Force trigger each level

Test Level 1: Watchdog

kill -9 $(pgrep -f openclaw-gateway)
sleep 180
curl http://localhost:18789/

Test Level 2: Health Check

# Stop Gateway
openclaw gateway stop

# Wait for Health Check (5 min max)
tail -f ~/openclaw/memory/healthcheck-$(date +%Y-%m-%d).log

# Should see restart attempts

Test Level 3: Claude Recovery

# Inject config error (backup first!)
cp ~/.openclaw/openclaw.json ~/.openclaw/openclaw.json.bak

# Break config (e.g., change port to invalid value)
# Then restart Gateway and wait ~8 min

# Watch Level 3 trigger
tail -f ~/openclaw/memory/emergency-recovery-*.log

Test Level 4: Discord Alert

# Simulate Level 3 failure
cat > ~/openclaw/memory/emergency-recovery-test-$(date +%Y-%m-%d-%H%M).log << 'EOF'
[2026-02-06 20:00:00] === Emergency Recovery Started ===
[2026-02-06 20:30:00] Gateway still unhealthy (HTTP 500)

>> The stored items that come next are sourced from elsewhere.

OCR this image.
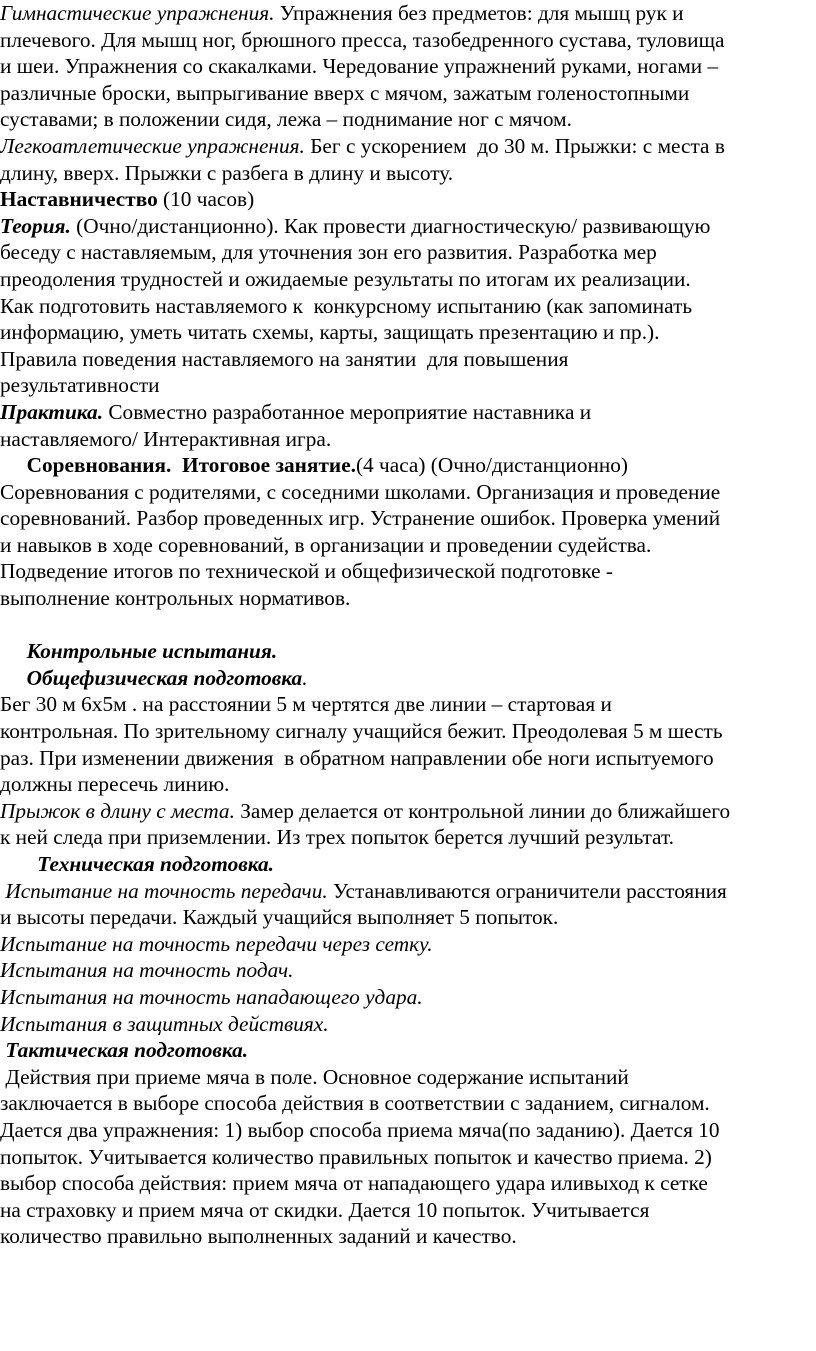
Гимнастические упражнения. Упражнения без предметов: для мышц рук и
плечевого. Для мышц ног, брюшного пресса, тазобедренного сустава, туловища
и шеи. Упражнения со скакалками. Чередование упражнений руками, ногами –
различные броски, выпрыгивание вверх с мячом, зажатым голеностопными
суставами; в положении сидя, лежа – поднимание ног с мячом.
Легкоатлетические упражнения. Бег с ускорением  до 30 м. Прыжки: с места в
длину, вверх. Прыжки с разбега в длину и высоту.
Наставничество (10 часов)
Теория. (Очно/дистанционно). Как провести диагностическую/ развивающую
беседу с наставляемым, для уточнения зон его развития. Разработка мер
преодоления трудностей и ожидаемые результаты по итогам их реализации.
Как подготовить наставляемого к  конкурсному испытанию (как запоминать
информацию, уметь читать схемы, карты, защищать презентацию и пр.).
Правила поведения наставляемого на занятии  для повышения
результативности
Практика. Совместно разработанное мероприятие наставника и
наставляемого/ Интерактивная игра.
Соревнования.  Итоговое занятие.(4 часа) (Очно/дистанционно)
Соревнования с родителями, с соседними школами. Организация и проведение
соревнований. Разбор проведенных игр. Устранение ошибок. Проверка умений
и навыков в ходе соревнований, в организации и проведении судейства.
Подведение итогов по технической и общефизической подготовке -
выполнение контрольных нормативов.
Контрольные испытания.
Общефизическая подготовка.
Бег 30 м 6х5м . на расстоянии 5 м чертятся две линии – стартовая и
контрольная. По зрительному сигналу учащийся бежит. Преодолевая 5 м шесть
раз. При изменении движения  в обратном направлении обе ноги испытуемого
должны пересечь линию.
Прыжок в длину с места. Замер делается от контрольной линии до ближайшего
к ней следа при приземлении. Из трех попыток берется лучший результат.
Техническая подготовка.
Испытание на точность передачи. Устанавливаются ограничители расстояния
и высоты передачи. Каждый учащийся выполняет 5 попыток.
Испытание на точность передачи через сетку.
Испытания на точность подач.
Испытания на точность нападающего удара.
Испытания в защитных действиях.
Тактическая подготовка.
Действия при приеме мяча в поле. Основное содержание испытаний
заключается в выборе способа действия в соответствии с заданием, сигналом.
Дается два упражнения: 1) выбор способа приема мяча(по заданию). Дается 10
попыток. Учитывается количество правильных попыток и качество приема. 2)
выбор способа действия: прием мяча от нападающего удара иливыход к сетке
на страховку и прием мяча от скидки. Дается 10 попыток. Учитывается
количество правильно выполненных заданий и качество.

=== MANUAL INTERVENTION REQUIRED ===
Level 1 (Watchdog) ❌
Level 2 (Health Check) ❌
Level 3 (Claude Recovery) ❌
EOF

# Run monitor
bash ~/openclaw/scripts/emergency-recovery-monitor.sh

# Check Discord for alert

📚 Advanced Troubleshooting

Enable debug logging

Add to scripts (temporary):

# In gateway-healthcheck.sh
set -x  # Enable bash debug mode

# View verbose output
tail -f ~/openclaw/memory/healthcheck-$(date +%Y-%m-%d).log

Check macOS system logs

# Filter for openclaw-related errors
log show --predicate 'process == "launchd" AND eventMessage CONTAINS "openclaw"' --last 1h

# Check LaunchAgent errors
log show --predicate 'subsystem == "com.apple.launchd"' --last 1h

Verify Gateway port

# Check what's listening on 18789
lsof -i :18789

# Expected: openclaw-gateway process

Check for port conflicts

# Find processes using common ports
lsof -i :18789
lsof -i :8080
lsof -i :3000

# If conflict, change Gateway port in ~/.openclaw/openclaw.json

🆘 Still Stuck?

Get help from the community

  1. GitHub Issues: github.com/ramsbaby/openclaw-self-healing/issues
  2. OpenClaw Discord: discord.com/invite/clawd
  3. Include in your report:
    • macOS version: sw_vers
    • OpenClaw version: openclaw version
    • Self-Healing logs: Last 50 lines of healthcheck-*.log and emergency-recovery-*.log
    • Script versions: head -5 ~/openclaw/scripts/*.sh

Most issues are config or permissions related.
When in doubt, check .env and re-run chmod +x.